絵を描く面白さを知ったのは30年ぐらい前かな。そう語るのは、今年88歳の米寿を迎えたザ・ドリフターズの高木ブーさん。絵でドリフターズを残していくのは、自分の役割かもしれない。そう思ってからサインペンを持つ手にいっそう力が入るようになった、ブーさんにドリフの思い出や、これからのことを語ってもらいました。

※本記事は、高木ブー:著『高木ブー画集 - ドリフターズとともに -』(ワニ・プラス刊)より一部を抜粋編集したものです。 

狙いを込めたト書きも読んでほしい

絵を描くときは、まずメンバーをどのへんに描くかを考えます。たとえば、雷様と鬼が一緒にお花見をしている絵の場合は、真ん中に長さんがいて、その左に仲本、右上で僕と鬼が腕を組んで踊ってる。加藤と志村はこのへんかなと思いながら描いて、ほかの鬼はそのあとに描くんだ。スペースの都合に合わせて、何人いてもいいからね。

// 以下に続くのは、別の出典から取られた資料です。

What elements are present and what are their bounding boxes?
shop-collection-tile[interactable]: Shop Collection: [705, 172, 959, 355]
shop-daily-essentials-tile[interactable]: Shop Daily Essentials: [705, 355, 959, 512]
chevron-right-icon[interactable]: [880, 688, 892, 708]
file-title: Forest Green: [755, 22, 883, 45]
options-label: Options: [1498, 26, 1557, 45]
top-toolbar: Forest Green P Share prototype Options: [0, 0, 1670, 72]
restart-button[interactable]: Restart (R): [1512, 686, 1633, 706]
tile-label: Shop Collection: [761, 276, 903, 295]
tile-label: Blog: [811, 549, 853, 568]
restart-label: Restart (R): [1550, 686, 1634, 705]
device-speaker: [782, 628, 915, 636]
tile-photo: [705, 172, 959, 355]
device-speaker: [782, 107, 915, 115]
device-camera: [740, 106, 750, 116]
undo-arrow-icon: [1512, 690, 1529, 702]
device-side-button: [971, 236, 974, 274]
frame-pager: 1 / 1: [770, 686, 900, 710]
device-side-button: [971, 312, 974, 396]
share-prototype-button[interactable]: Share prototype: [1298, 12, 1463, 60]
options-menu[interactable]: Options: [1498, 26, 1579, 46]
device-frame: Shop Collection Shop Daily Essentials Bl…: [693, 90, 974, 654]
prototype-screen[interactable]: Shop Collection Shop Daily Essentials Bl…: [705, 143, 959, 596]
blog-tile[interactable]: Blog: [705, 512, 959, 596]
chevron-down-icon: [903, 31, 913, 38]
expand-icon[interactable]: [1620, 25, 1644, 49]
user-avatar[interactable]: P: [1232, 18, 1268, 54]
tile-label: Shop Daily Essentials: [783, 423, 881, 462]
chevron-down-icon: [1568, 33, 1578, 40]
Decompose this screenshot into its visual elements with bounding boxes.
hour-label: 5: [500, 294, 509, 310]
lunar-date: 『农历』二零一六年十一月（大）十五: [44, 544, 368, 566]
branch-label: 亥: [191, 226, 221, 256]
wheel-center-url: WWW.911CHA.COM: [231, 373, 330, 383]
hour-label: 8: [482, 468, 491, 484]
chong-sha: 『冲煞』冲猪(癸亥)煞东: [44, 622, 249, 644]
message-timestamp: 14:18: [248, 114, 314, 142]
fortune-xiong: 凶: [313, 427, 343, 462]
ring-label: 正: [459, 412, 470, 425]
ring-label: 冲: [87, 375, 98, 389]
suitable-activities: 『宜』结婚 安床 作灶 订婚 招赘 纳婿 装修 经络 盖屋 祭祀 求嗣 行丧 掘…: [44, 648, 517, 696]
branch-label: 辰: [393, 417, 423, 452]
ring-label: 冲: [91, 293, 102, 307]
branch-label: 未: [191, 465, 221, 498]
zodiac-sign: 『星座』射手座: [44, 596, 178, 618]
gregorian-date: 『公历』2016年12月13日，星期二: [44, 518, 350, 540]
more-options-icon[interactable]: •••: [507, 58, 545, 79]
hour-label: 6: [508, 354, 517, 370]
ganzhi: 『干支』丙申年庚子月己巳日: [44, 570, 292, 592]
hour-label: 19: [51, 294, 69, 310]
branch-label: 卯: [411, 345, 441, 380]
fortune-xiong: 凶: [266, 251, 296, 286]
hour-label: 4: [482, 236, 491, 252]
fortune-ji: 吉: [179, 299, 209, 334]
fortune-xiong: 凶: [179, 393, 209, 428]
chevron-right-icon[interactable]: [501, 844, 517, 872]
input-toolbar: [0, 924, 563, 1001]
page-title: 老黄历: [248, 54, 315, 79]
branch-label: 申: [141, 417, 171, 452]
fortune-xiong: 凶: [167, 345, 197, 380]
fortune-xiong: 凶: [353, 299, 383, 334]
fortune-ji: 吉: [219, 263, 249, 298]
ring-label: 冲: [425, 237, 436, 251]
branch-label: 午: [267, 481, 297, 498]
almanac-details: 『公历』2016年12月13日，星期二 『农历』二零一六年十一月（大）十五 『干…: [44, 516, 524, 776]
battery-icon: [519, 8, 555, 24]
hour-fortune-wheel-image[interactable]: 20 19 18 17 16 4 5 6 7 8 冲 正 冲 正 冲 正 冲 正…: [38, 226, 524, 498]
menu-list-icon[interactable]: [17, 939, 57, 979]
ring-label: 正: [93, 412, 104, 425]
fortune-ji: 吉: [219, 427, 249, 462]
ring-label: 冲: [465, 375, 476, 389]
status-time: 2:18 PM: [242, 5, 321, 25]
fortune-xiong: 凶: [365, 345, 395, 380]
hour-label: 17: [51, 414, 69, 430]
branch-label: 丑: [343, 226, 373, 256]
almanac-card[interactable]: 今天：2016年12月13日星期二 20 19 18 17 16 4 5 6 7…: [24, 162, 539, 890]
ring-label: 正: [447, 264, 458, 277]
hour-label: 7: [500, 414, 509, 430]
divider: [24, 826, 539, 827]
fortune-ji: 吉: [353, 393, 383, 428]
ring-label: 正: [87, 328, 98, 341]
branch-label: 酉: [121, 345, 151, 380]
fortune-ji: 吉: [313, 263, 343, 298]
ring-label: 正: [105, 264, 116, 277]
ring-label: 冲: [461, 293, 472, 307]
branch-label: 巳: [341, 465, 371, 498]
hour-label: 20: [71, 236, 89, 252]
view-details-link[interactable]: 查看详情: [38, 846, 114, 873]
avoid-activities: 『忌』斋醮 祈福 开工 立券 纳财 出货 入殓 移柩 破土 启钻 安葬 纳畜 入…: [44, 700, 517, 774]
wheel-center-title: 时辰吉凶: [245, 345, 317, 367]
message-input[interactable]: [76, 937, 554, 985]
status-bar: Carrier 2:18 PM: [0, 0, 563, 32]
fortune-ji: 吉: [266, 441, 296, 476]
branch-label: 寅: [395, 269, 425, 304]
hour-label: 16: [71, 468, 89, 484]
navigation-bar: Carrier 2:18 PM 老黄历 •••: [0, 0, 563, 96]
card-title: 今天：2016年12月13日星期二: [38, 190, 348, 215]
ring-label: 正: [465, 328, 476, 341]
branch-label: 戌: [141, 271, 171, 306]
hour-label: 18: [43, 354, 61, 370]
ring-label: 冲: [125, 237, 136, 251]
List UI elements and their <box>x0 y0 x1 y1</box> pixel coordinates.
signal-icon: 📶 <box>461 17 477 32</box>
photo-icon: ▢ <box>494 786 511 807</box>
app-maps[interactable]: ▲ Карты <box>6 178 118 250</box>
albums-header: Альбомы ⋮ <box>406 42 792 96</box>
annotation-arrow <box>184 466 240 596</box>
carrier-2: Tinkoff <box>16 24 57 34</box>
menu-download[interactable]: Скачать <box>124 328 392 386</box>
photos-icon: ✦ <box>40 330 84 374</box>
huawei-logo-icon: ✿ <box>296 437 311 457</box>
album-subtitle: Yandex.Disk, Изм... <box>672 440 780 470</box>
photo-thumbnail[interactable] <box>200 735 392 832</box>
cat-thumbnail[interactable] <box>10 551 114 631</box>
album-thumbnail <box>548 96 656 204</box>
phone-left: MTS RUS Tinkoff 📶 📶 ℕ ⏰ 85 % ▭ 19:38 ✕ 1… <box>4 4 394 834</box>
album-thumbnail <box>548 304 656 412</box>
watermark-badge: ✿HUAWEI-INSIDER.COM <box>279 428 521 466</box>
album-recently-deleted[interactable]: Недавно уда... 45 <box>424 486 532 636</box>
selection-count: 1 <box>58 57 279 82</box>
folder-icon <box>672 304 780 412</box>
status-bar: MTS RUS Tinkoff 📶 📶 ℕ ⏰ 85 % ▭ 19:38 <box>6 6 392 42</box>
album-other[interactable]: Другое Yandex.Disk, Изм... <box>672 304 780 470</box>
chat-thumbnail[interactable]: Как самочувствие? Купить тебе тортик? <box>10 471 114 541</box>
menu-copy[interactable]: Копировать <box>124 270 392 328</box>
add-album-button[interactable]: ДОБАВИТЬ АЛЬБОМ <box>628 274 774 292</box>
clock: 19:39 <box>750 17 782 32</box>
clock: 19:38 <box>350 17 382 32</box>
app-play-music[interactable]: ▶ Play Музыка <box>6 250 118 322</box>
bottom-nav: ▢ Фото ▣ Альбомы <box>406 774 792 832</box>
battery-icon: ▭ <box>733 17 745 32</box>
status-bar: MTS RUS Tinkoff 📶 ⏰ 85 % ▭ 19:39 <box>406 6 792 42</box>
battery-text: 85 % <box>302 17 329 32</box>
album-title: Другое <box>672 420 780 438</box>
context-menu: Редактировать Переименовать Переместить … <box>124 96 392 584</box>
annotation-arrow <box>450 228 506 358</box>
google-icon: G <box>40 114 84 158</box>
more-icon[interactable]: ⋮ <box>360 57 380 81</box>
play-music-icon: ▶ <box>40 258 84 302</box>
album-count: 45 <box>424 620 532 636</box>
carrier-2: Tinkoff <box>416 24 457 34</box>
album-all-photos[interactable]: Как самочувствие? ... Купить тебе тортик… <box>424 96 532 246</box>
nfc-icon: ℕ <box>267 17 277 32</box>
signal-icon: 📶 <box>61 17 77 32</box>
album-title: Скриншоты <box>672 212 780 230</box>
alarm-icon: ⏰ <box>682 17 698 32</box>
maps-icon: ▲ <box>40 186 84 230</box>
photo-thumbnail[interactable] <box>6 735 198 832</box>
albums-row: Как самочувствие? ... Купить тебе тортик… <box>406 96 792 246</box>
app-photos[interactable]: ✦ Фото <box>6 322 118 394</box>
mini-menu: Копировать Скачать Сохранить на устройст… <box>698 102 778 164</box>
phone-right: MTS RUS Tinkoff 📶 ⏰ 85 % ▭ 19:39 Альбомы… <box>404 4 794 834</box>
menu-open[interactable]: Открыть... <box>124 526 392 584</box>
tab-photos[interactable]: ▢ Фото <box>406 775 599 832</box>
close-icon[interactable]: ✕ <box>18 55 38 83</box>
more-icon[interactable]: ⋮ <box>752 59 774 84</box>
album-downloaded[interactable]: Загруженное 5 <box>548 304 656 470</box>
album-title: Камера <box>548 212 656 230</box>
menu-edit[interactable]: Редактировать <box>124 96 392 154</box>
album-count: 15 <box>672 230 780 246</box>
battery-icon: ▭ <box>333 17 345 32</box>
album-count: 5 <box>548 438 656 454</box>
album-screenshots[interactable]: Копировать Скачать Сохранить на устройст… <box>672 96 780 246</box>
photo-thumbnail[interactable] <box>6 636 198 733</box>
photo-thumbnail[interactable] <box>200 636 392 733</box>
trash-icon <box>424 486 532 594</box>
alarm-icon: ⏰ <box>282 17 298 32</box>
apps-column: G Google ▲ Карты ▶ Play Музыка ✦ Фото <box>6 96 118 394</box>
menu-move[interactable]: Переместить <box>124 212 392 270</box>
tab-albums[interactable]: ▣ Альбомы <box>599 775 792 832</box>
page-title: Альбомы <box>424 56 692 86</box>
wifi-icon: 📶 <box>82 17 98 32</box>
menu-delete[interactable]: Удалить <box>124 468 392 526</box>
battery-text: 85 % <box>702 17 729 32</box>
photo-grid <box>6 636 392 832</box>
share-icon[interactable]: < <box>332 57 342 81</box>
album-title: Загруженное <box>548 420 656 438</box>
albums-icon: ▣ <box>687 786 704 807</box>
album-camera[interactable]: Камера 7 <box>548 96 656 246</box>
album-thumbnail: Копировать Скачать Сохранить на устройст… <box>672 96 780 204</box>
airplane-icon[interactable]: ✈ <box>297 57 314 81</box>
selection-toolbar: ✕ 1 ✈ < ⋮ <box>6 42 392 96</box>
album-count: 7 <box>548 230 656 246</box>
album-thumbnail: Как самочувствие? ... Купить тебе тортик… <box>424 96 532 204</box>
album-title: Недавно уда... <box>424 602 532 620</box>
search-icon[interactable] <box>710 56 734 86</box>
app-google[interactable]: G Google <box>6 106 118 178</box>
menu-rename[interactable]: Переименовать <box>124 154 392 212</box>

鉛筆で下書きしながら、どんなポーズがいいかな、仲本は酔っ払った感じにしようなんて考える。描いていくうちに、ところどころ音符を散らせば、音楽が聞こえてくる感じになりそうだなんて思いついて、細かいネタを足していくんだよね。

▲仲良くなれてよかったネ 出典:高木ブー画集

メンバーで競馬をしていて、僕の馬だけ歌舞伎みたいに中に人間が入ってて、ヨタヨタしてる絵がある。これの場合は、自分の馬を歌舞伎の馬にしようと思いついて、5人と5匹を順番に描き始める。加藤の馬をシマウマにしようなんてのは、描きながら「よし、シマウマにしちゃえ」と思ってそうしただけで、最初から決めてたわけじゃない。

「こういうネタはどこから出てくるんですか?」と聞かれることもあるけど、自分でもよくわからない。なんとなくひらめいて、なんとなく描き始める。長いあいだコントをやってきたから、頭の中にそういう回路ができてるのかな。よくわかんないけど。

絵の上に「お前は何だい」「へえ、馬が病気でして」と、ト書きが入ってるでしょ。ほかの絵もだけど、絵といっしょにト書きも読んでほしいんだよね。そうしないと、意味がわからないし、ここを見てほしいなっていう狙いが伝わらないから。

▲ロバやシマウマ、歌舞伎の馬まで参戦中 出典:高木ブー画集

この競馬の絵では、志村の髪の毛は後ろで縛ってある。たぶん、描き始めた初期の頃の絵だね。描いた日付とか色紙の裏にメモしておけばよかったんだけど、根がズボラだから、そういうことをしてなかった。でも、メンバーの頭を見ると、だいたいわかるんだよね。とくに志村の頭。最初は後ろで縛っていて、その次はヘンなおじさんになって、だんだんバカ殿になっていく。

長さんの頭も、だんだん髪の毛の量が減っていくから、描いた時期がわかる。まだいっぱいあるから、これは初期の絵だなとか。それと長さんの場合は、頭に天使のワッカが付いている絵と付いていない絵があるよね。2004(平成16)年に亡くなったんだけど、その前に描いた絵にも、あとからワッカを描き加えたりしてる。ワッカがあるから2004年以降とは限らないんだよね。

ワッカを描き加えるときは、チラッとだけ「ああ、長さん死んじゃったんだよな」と思うけど、しんみり感傷に浸っている場合じゃない。絵に集中しないと、いいワッカにならなくて失敗しちゃうからね。

本を作ることになって、背景とかを描き加えた絵もけっこうある。「ジャンケン決闘」のとか。

▲「ジャンケン決闘」負けたら罰ゲームはいっぱい揃えてるよー 出典:高木ブー画集

知らない人も多いかもしれないけど、ジャンケンするときにみんなが使っている「最初はグー」って掛け声は、志村がルーツなんだよね。絵を見た人が「そうそう、志村けんがテレビでやってて、そのあと学校で流行ったっけ」なんて思い出してくれたら、とっても嬉しい。